Rebel Fork Framework
Contribution checklist

When contributing code to the Urho3D project, there are a few things to check so that the process goes smoothly.

First of all, the contribution should be wholly your own, so that you hold the copyright. If you are borrowing anything (for example a specific implementation of a math formula), you must be sure that you're allowed to do so, and give credit appropriately. For example borrowing code that is in the public domain would be OK.

Second, you need to agree that code is released under the MIT license with the copyright statement "Copyright (c) 2008-2022 the Urho3D project." Note here that "Urho3D project" is not an actual legal entity, but just shorthand to avoid listing all the contributors. You certainly retain your individual copyright. You should copy-paste the license statement from an existing .cpp or .h file to each new file that you contribute, to avoid having to add it later.

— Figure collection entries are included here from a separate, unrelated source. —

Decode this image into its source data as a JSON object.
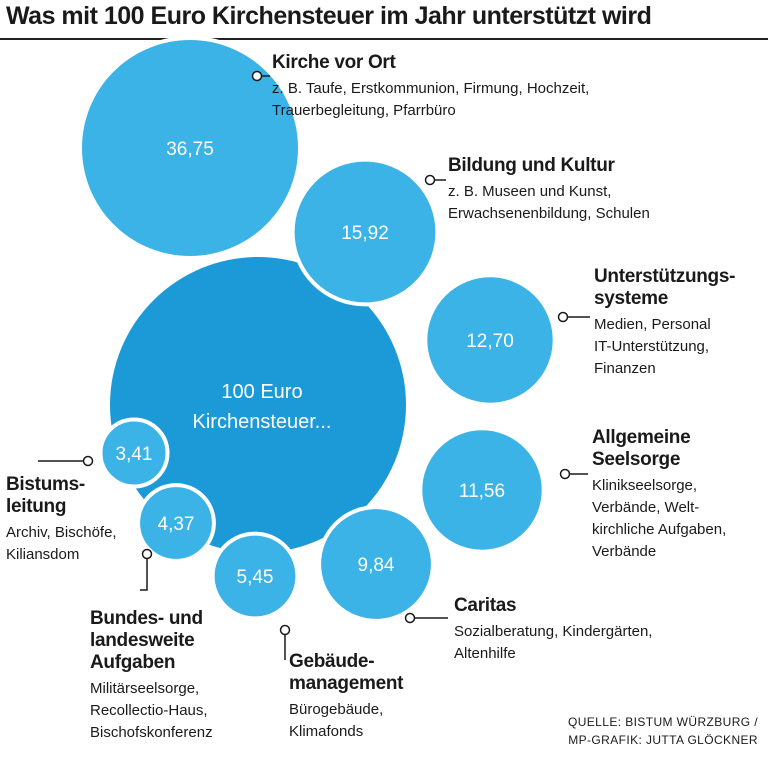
{
  "title": "Was mit 100 Euro Kirchensteuer im Jahr unterstützt wird",
  "center_label": [
    "100 Euro",
    "Kirchensteuer..."
  ],
  "colors": {
    "bubble": "#3bb3e6",
    "center": "#1c9ad8",
    "text": "#1a1a1a"
  },
  "chart_data": {
    "type": "bubble",
    "unit": "Euro",
    "total": 100,
    "categories": [
      {
        "name": [
          "Kirche vor Ort"
        ],
        "value": 36.75,
        "value_label": "36,75",
        "details": [
          "z. B. Taufe, Erstkommunion, Firmung, Hochzeit,",
          "Trauerbegleitung, Pfarrbüro"
        ]
      },
      {
        "name": [
          "Bildung und Kultur"
        ],
        "value": 15.92,
        "value_label": "15,92",
        "details": [
          "z. B. Museen und Kunst,",
          "Erwachsenenbildung, Schulen"
        ]
      },
      {
        "name": [
          "Unterstützungs-",
          "systeme"
        ],
        "value": 12.7,
        "value_label": "12,70",
        "details": [
          "Medien, Personal",
          "IT-Unterstützung,",
          "Finanzen"
        ]
      },
      {
        "name": [
          "Allgemeine",
          "Seelsorge"
        ],
        "value": 11.56,
        "value_label": "11,56",
        "details": [
          "Klinikseelsorge,",
          "Verbände, Welt-",
          "kirchliche Aufgaben,",
          "Verbände"
        ]
      },
      {
        "name": [
          "Caritas"
        ],
        "value": 9.84,
        "value_label": "9,84",
        "details": [
          "Sozialberatung, Kindergärten,",
          "Altenhilfe"
        ]
      },
      {
        "name": [
          "Gebäude-",
          "management"
        ],
        "value": 5.45,
        "value_label": "5,45",
        "details": [
          "Bürogebäude,",
          "Klimafonds"
        ]
      },
      {
        "name": [
          "Bundes- und",
          "landesweite",
          "Aufgaben"
        ],
        "value": 4.37,
        "value_label": "4,37",
        "details": [
          "Militärseelsorge,",
          "Recollectio-Haus,",
          "Bischofskonferenz"
        ]
      },
      {
        "name": [
          "Bistums-",
          "leitung"
        ],
        "value": 3.41,
        "value_label": "3,41",
        "details": [
          "Archiv, Bischöfe,",
          "Kiliansdom"
        ]
      }
    ]
  },
  "source": [
    "QUELLE: BISTUM WÜRZBURG  /",
    "MP-GRAFIK: JUTTA GLÖCKNER"
  ]
}
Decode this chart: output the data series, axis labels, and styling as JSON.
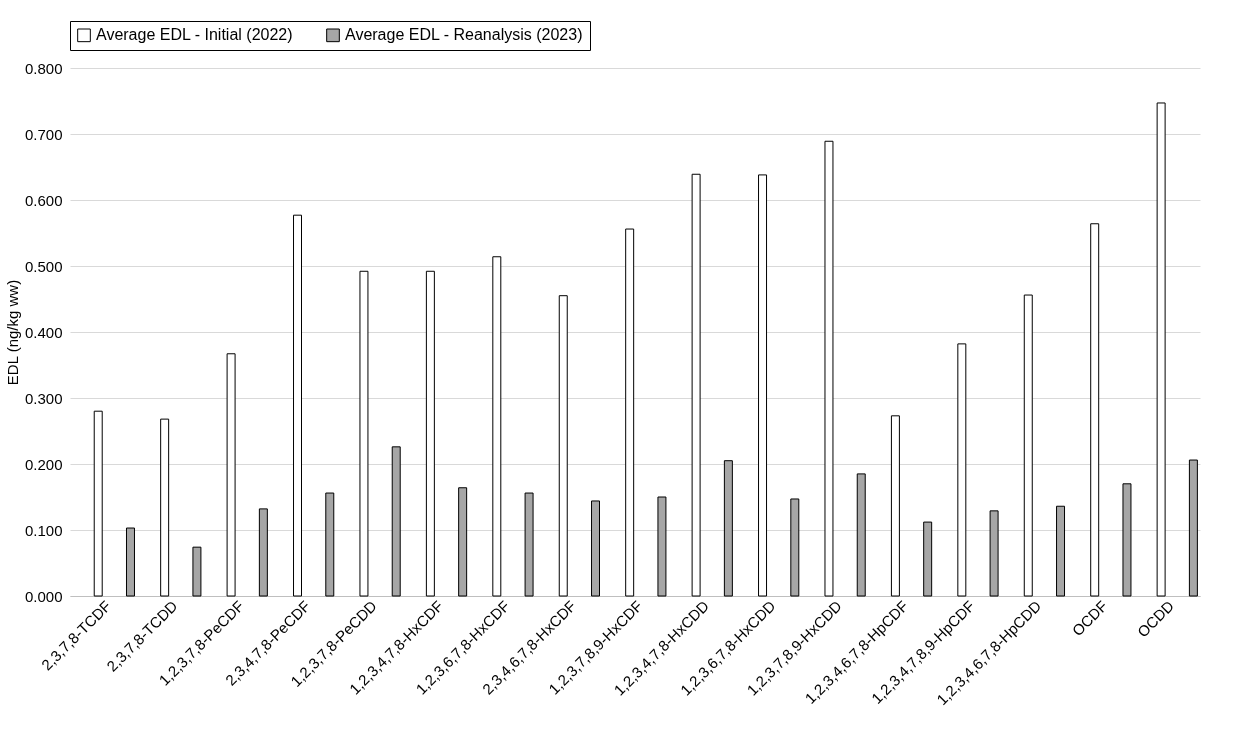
{
  "chart_data": {
    "type": "bar",
    "ylabel": "EDL (ng/kg ww)",
    "categories": [
      "2,3,7,8-TCDF",
      "2,3,7,8-TCDD",
      "1,2,3,7,8-PeCDF",
      "2,3,4,7,8-PeCDF",
      "1,2,3,7,8-PeCDD",
      "1,2,3,4,7,8-HxCDF",
      "1,2,3,6,7,8-HxCDF",
      "2,3,4,6,7,8-HxCDF",
      "1,2,3,7,8,9-HxCDF",
      "1,2,3,4,7,8-HxCDD",
      "1,2,3,6,7,8-HxCDD",
      "1,2,3,7,8,9-HxCDD",
      "1,2,3,4,6,7,8-HpCDF",
      "1,2,3,4,7,8,9-HpCDF",
      "1,2,3,4,6,7,8-HpCDD",
      "OCDF",
      "OCDD"
    ],
    "series": [
      {
        "name": "Average EDL - Initial (2022)",
        "color": "#ffffff",
        "values": [
          0.28,
          0.268,
          0.367,
          0.577,
          0.492,
          0.492,
          0.514,
          0.455,
          0.556,
          0.639,
          0.638,
          0.689,
          0.273,
          0.382,
          0.456,
          0.564,
          0.747
        ]
      },
      {
        "name": "Average EDL - Reanalysis (2023)",
        "color": "#a6a6a6",
        "values": [
          0.103,
          0.074,
          0.132,
          0.156,
          0.226,
          0.164,
          0.156,
          0.144,
          0.15,
          0.205,
          0.147,
          0.185,
          0.112,
          0.129,
          0.136,
          0.17,
          0.206
        ]
      }
    ],
    "ylim": [
      0,
      0.8
    ],
    "yticks": [
      {
        "value": 0,
        "label": "0.000"
      },
      {
        "value": 0.1,
        "label": "0.100"
      },
      {
        "value": 0.2,
        "label": "0.200"
      },
      {
        "value": 0.3,
        "label": "0.300"
      },
      {
        "value": 0.4,
        "label": "0.400"
      },
      {
        "value": 0.5,
        "label": "0.500"
      },
      {
        "value": 0.6,
        "label": "0.600"
      },
      {
        "value": 0.7,
        "label": "0.700"
      },
      {
        "value": 0.8,
        "label": "0.800"
      }
    ],
    "grid": "y",
    "legend": "top"
  }
}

Third, there are requirements for new code that come from Urho3D striving to be a cohesive, easy-to-use package where features like events, serialization and script bindings integrate tightly. Check all that apply:

  • For new Component or UIElement subclasses, attributes should exist for serialization, network replication and editing. The classes should be possible to create from within the editor; check the component category and supply icons for them as necessary (see the files bin/Data/Textures/EditorIcons.png and bin/Data/UI/EditorIcons.xml.)
  • If the classes inherit attribute definitions from other classes, make sure that they are registered in the correct order on engine initialization.
  • Network replication of a component's attributes must be triggered manually by calling MarkNetworkUpdate() in each setter function that modifies a network-replicated attribute. See the Camera class for a straightforward example.
  • Define events where you anticipate that an external party may want to hook up to something happening. For example the editor updates its scene hierarchy window by subscribing to the scene change events: child node added/removed, component added/removed.
  • Mark all application-usable classes, structs and functions with the macro URHO3D_API so that they are exported correctly in a shared library build.
  • Please heed all the coding conventions and study existing code where unsure. Ensure that your text editor or IDE is configured to show whitespace, so that you don't accidentally mix spaces and tabs.
  • Whenever you are creating a major new feature, its usage should be documented in the .dox pages in addition to the function documentation in the header files. Create a new page if necessary, and link from an appropriate place in the existing documentation. If it's for example a new rendering feature, it could be linked from the Rendering page. If the feature introduces a completely new subsystem, it should be linked from the main page list in Urho3D.dox.

Third party library considerations

  • When you add a new third-party library, insert its license statement to the LICENSE in the Source\ThirdParty directory. Only libraries with permissive licenses such as BSD/MIT/zlib are accepted, because complying for example with the LGPL is difficult on mobile platforms, and would leave the application in a legal grey area.
  • Prefer small and well-focused libraries for the Urho3D runtime. For example we use stb_image instead of FreeImage to load images, as it's assumed that the application developer can control the data and do offline conversion to supported formats as necessary.
  • Third-party libraries should not leak C++ exceptions or use of STL containers into the Urho3D public API. Do a wrapping for example on the subsystem level if necessary.